Евгений Петрович переписывался с невероятным количеством людей (дорого выходило, но было это очень важно, как уход за бородой: встать перед зеркалом в субботу с маникюрными ножницами и облететь бородку). Среди его корреспондентов были Ремизов, Рерих, Рудин… и многие другие, без кого свое существование Евгений Петрович и вообразить не мог; они что-то определяли в его существовании и мышлении, потому Евгений Петрович испытывал потребность им писать; у него был список в тетрадке, где он, соблюдая алфавитный порядок, отмечал, кому когда послал письмо. Часто так посиживал по субботам за чаем, полистывал тетрадку да подумывал, кому написать, а кому просто послать свой журнал или сообщить, с чем собирается выступить в грядущем году… Долго мог так сидеть… Делиться планами с идолами для него было намного важней осуществления своих смелых замыслов, это было даже поважней самого журнала и "Заметок"; а говорить с другими о своих корреспонденциях и адресатах тем паче! Прогулка до почты с дюжиной конвертов наполняла его жизнь особым смыслом, Евгений Петрович таким образом пересекал невидимые для прочих пространства, входил в сферы, для многих непостижимые; этот обязательный ритуал взбадривал его, давал сил для борьбы с рутиной, сообщал эфемерную перспективу и вселял надежды на изменения к лучшему. Отправив письма, Евгений Петрович несколько часов ощущал себя более живым, как актер, который испытывает прилив вдохновения, выходя на сцену, и чувствовал, что где-то там, в грядущем, есть кто-то, кто знает о нем, помнит; Евгений Петрович мысленно представлял, как его письма читают им обожаемые мыслители, быть может, обсуждают его идеи, задумываются над его строками, и волновался.
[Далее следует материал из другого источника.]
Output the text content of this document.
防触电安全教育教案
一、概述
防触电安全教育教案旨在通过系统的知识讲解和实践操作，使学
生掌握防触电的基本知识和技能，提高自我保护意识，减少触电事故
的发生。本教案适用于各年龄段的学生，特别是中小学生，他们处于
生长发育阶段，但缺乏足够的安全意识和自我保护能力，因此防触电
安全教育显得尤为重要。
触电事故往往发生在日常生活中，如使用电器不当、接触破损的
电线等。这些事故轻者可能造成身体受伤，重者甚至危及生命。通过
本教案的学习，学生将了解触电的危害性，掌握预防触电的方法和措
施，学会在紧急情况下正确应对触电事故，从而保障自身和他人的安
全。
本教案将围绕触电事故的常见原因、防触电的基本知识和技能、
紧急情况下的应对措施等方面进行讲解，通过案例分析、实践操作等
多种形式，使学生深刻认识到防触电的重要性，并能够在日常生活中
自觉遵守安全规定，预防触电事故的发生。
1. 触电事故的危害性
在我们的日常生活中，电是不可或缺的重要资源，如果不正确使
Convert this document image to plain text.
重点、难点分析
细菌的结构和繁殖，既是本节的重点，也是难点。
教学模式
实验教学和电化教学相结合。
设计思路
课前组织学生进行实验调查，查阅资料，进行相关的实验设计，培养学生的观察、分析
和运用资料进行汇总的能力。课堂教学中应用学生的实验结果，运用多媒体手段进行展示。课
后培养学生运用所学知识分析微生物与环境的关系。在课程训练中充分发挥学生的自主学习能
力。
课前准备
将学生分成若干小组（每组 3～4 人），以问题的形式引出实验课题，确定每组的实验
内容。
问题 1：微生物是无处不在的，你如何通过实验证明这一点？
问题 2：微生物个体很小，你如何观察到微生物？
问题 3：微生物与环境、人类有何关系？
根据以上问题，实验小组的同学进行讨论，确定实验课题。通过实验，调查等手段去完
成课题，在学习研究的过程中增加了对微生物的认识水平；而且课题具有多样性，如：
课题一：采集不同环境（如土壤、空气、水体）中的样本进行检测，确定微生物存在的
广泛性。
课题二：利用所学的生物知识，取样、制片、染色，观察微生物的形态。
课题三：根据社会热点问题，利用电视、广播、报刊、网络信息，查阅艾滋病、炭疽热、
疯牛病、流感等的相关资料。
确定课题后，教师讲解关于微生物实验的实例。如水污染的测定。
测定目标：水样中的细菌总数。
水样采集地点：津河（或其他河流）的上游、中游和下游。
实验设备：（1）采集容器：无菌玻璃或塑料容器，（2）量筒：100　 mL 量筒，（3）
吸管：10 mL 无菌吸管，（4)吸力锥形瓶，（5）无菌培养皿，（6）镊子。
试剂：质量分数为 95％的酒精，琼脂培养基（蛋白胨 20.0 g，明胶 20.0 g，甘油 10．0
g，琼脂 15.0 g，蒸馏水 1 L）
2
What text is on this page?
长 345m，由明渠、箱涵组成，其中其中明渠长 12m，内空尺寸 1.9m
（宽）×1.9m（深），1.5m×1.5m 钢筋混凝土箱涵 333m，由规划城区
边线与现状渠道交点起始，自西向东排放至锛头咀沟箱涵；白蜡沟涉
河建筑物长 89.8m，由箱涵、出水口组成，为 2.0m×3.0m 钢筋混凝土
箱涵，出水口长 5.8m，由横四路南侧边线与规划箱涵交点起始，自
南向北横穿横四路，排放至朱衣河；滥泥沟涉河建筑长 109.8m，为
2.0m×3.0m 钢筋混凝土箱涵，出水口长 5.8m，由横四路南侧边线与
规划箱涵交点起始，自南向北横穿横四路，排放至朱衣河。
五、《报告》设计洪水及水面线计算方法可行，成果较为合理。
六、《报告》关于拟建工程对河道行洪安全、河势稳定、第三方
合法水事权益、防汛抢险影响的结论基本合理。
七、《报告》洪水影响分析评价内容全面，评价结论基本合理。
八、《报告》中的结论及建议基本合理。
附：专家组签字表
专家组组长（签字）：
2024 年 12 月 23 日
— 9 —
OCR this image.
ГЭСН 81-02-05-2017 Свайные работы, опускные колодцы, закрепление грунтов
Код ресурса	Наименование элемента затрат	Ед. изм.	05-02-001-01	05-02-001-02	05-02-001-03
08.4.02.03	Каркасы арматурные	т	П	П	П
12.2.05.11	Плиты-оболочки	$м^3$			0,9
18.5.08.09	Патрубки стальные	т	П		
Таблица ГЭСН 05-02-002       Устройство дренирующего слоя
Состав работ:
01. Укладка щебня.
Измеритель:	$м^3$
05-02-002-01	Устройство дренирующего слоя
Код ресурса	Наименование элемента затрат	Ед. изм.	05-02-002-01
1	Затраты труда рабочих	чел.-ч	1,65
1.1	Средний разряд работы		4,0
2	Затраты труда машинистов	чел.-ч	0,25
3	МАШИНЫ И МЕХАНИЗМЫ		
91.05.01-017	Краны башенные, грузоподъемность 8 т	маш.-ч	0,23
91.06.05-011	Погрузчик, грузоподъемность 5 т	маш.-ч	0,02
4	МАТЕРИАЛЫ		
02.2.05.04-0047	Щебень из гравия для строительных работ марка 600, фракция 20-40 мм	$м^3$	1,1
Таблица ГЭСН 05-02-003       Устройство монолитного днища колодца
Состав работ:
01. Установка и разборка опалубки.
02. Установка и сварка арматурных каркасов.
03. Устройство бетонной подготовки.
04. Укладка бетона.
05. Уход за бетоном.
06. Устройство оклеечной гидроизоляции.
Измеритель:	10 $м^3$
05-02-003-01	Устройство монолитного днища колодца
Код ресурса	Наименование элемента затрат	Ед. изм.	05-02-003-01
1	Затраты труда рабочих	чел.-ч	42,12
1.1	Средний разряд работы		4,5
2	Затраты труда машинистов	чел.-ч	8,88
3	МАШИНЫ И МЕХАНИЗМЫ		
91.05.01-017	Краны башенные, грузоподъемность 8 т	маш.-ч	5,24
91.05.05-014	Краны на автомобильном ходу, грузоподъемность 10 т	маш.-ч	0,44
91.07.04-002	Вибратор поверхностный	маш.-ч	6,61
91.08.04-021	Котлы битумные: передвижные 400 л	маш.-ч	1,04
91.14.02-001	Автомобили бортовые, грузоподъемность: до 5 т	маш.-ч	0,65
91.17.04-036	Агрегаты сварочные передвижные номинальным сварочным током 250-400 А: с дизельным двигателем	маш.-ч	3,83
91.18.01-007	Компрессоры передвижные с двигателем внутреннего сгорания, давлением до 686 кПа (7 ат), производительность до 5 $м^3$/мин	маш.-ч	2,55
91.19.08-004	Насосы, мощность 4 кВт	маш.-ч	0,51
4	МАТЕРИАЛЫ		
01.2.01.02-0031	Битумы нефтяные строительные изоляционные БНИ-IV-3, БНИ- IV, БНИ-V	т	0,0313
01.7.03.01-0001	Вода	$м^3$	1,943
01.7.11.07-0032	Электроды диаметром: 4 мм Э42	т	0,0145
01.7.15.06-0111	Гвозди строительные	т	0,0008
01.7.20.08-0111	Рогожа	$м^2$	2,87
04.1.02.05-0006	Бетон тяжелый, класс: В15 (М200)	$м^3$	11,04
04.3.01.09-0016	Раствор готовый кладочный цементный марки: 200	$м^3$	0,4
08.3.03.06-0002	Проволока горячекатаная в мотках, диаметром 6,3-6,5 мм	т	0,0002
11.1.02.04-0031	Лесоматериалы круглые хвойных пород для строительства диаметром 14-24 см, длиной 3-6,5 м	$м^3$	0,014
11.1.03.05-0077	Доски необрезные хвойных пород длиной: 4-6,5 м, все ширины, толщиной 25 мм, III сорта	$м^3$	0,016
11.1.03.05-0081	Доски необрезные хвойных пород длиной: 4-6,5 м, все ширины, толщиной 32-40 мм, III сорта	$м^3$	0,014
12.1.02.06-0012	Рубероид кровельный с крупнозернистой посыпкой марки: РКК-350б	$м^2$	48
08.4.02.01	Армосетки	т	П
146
Если по какой-то причине в течение обычного интервала времени он кому-то из своих идолов не отправлял письма, его посещало беспокойство, тогда Стропилин проверял список в тетрадке и, если это опасение подтверждалось, торопился сесть и написать - мог сильно разозлиться, накричать на близких, если ему что-то мешало в эти минуты. Такой же потребностью стало получить хотя бы раз в год письмо не от Куприна, так от Аверченко, даже если Аверченко ему отвечал просто из вежливости, а Куприн просил кого-нибудь ответить ему от своего имени. О, это были мгновения, которыми он дорожил! Незабываемые, сладостнейшие дни! Редко, к сожалению, очень редко они выпадали. Стропилин дорожил каждым, даже самым пустячным письмом - он их хранил в шляпных коробках.

Каждый вечер, когда ребенок засыпал, Стропилин вставал за конторку и писал - либо свои заметки, либо письма. Писать на сон грядущий вместо чая было лучшим лекарством от бессонницы и скоро сделалось привычкой (ревельской привычкой, подчеркивал он). Как-то в разговоре с Ребровым он обронил:

- Возможно, это что-то вроде хроники, и бросить это уже нельзя, да и от меня тут, по сути, совсем ничего не зависит: начатое дело предполагает рабское служение.

С этой мыслью он не расставался; в своих собственных глазах он стал летописцем.